496. Next Greater Element I
The question comes from leetcode, and the solution and ideas represent only my personal opinions. Portal.
Difficulty: Easy
Time: 10min
topic
Give you two arrays nums1 and nums2 without duplicate elements, where nums1 is < a subset of i=4>. nums2
Please find the next greater value of each element in nums1 in nums2.
nums1xThe next larger element of the number in at the corresponding position. . If it does not exist, output An element larger than x in is the element to the right of the corresponding position in nums2x-1
Example 1:
输入: nums1 = [4,1,2], nums2 = [1,3,4,2].
输出: [-1,3,-1]
解释:
对于 num1 中的数字 4 ,你无法在第二个数组中找到下一个更大的数字,因此输出 -1 。
对于 num1 中的数字 1 ,第二个数组中数字1右边的下一个较大数字是 3 。
对于 num1 中的数字 2 ,第二个数组中没有下一个更大的数字,因此输出 -1 。
Example 2:
输入: nums1 = [2,4], nums2 = [1,2,3,4].
输出: [3,-1]
解释:
对于 num1 中的数字 2 ,第二个数组中的下一个较大数字是 3 。
对于 num1 中的数字 4 ,第二个数组中没有下一个更大的数字,因此输出 -1 。
Hint: All the integers in
1 <= nums1.length <= nums2.length <= 1000
0 <= nums1[i], nums2[i] <=10^4
nums1andnums2are different from each other All integers in also appear innums1nums2
Advanced: Can you design a solution with time complexity O(nums1.length + nums2.length)?
Ideas
- Violent solution. I won’t write this anymore.
- Monotone stack + hash table.
Monotone stack + hash table
In fact, this is a type of question - monotonic stack. So record it.
Identification keywords:
Next, bigger, smaller
Because,
nums1 is a subset of nums2.
nums1 and nums are both unordered.
The result is the next larger element of all elements in nums1.
Then,
we need to use a map recordnums1 element of The next larger element.
Moreover, using a monotonic stack, we can find the next greater elementnums2 of all elements in .

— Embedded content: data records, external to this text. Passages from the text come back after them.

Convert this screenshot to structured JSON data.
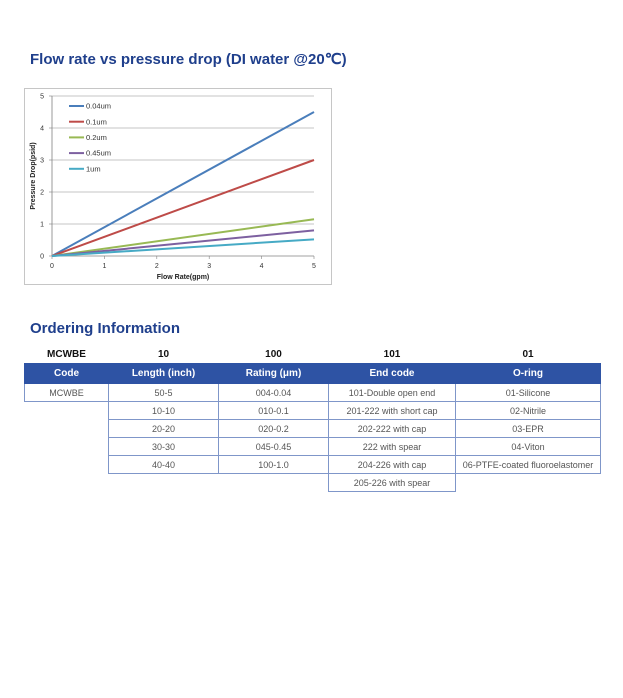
{
  "chart_section": {
    "title": "Flow rate vs pressure drop (DI water @20℃)"
  },
  "chart_data": {
    "type": "line",
    "title": "",
    "xlabel": "Flow Rate(gpm)",
    "ylabel": "Pressure Drop(psid)",
    "xlim": [
      0,
      5
    ],
    "ylim": [
      0,
      5
    ],
    "x_ticks": [
      "0",
      "1",
      "2",
      "3",
      "4",
      "5"
    ],
    "y_ticks": [
      "0",
      "1",
      "2",
      "3",
      "4",
      "5"
    ],
    "grid": "horizontal",
    "legend": "top-left",
    "series": [
      {
        "name": "0.04um",
        "color": "#4a7ebb",
        "x": [
          0,
          5
        ],
        "y": [
          0,
          4.5
        ]
      },
      {
        "name": "0.1um",
        "color": "#be4b48",
        "x": [
          0,
          5
        ],
        "y": [
          0,
          3.0
        ]
      },
      {
        "name": "0.2um",
        "color": "#98b954",
        "x": [
          0,
          5
        ],
        "y": [
          0,
          1.15
        ]
      },
      {
        "name": "0.45um",
        "color": "#7d60a0",
        "x": [
          0,
          5
        ],
        "y": [
          0,
          0.8
        ]
      },
      {
        "name": "1um",
        "color": "#46aac5",
        "x": [
          0,
          5
        ],
        "y": [
          0,
          0.52
        ]
      }
    ]
  },
  "ordering": {
    "title": "Ordering Information",
    "sample": [
      "MCWBE",
      "10",
      "100",
      "101",
      "01"
    ],
    "headers": [
      "Code",
      "Length (inch)",
      "Rating  (μm)",
      "End code",
      "O-ring"
    ],
    "rows": [
      [
        "MCWBE",
        "50-5",
        "004-0.04",
        "101-Double open end",
        "01-Silicone"
      ],
      [
        "",
        "10-10",
        "010-0.1",
        "201-222 with short cap",
        "02-Nitrile"
      ],
      [
        "",
        "20-20",
        "020-0.2",
        "202-222 with cap",
        "03-EPR"
      ],
      [
        "",
        "30-30",
        "045-0.45",
        "222 with spear",
        "04-Viton"
      ],
      [
        "",
        "40-40",
        "100-1.0",
        "204-226 with cap",
        "06-PTFE-coated fluoroelastomer"
      ],
      [
        "",
        "",
        "",
        "205-226 with spear",
        ""
      ]
    ],
    "header_color": "#2e53a4"
  }
}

Monotonic stack operation process (finding the next larger number):
For all elements of nums2:
- If the stack is empty, push it
当前元素. - If the stack is not empty,
栈顶元素is compared with当前元素.
- Result
栈顶元素>=当前元素
Entering当前元素. - If
栈顶元素<当前元素
(当前元素is,栈顶元素a>The next larger element)
Execute the loop and pop all elements smaller than当前元素from the stack element (itsnext larger element is also当前元素).
code
class Solution {
public:
vector<int> nextGreaterElement(vector<int>& nums1, vector<int>& nums2) {
int left = 0;
int rihgt = 0;
int n1 = nums1.size();
int n2 = nums2.size();
vector<int> ans(n1,-1);
unordered_map<int,int> mmap;
stack<int> s;
for(int i=0;i<n2;i++){
if(s.empty()){
s.push(nums2[i]);
}else if(s.top() < nums2[i]){
while(!s.empty() && s.top() < nums2[i]){
int num = s.top();
s.pop();
mmap[num] = nums2[i];
}
s.push(nums2[i]);
}else if(s.top() >= nums2[i]){
s.push(nums2[i]);
}
}
for(int i=0;i<n1;i++){
if(mmap.count(nums1[i]) == 0){
continue;
}
ans[i] = mmap[nums1[i]];
}
return ans;
}
};
Optimize structural code
class Solution {
public:
vector<int> nextGreaterElement(vector<int>& nums1, vector<int>& nums2) {
int left = 0;
int rihgt = 0;
int n1 = nums1.size();
int n2 = nums2.size();
vector<int> ans(n1,-1);
unordered_map<int,int> mmap;
stack<int> s;
for(int i=0;i<n2;i++){
while(!s.empty() && s.top() < nums2[i]){
int num = s.top();
s.pop();
mmap[num] = nums2[i];
}
s.push(nums2[i]);
}
for(int i=0;i<n1;i++){
if(mmap.count(nums1[i]) == 0){
continue;
}
ans[i] = mmap[nums1[i]];
}
return ans;
}
};
Algorithmic complexity
Time efficiency: O ( n 1 + n 2 ) O(n_1+n_2) O(n1+n2), inside n 1 n_1 n1为nums1's length, n 2 n_2 n2为nums2's length. O ( n 1 ) O(n_1) O(n1)Using the generated answer, O ( n 2 ) O(n_2) O(n2)usesearch for the single largest element.
Space power: O ( n 1 + n 2 ) O(n_1+n_2) O(n1+n2), inside n 1 n_1 n1为nums1's length, n 2 n_2 n2为nums2's length. O ( n 1 ) O(n_1) O(n1)用于哈子表, O ( n 2 ) O(n_2) O(n2)Using the training station.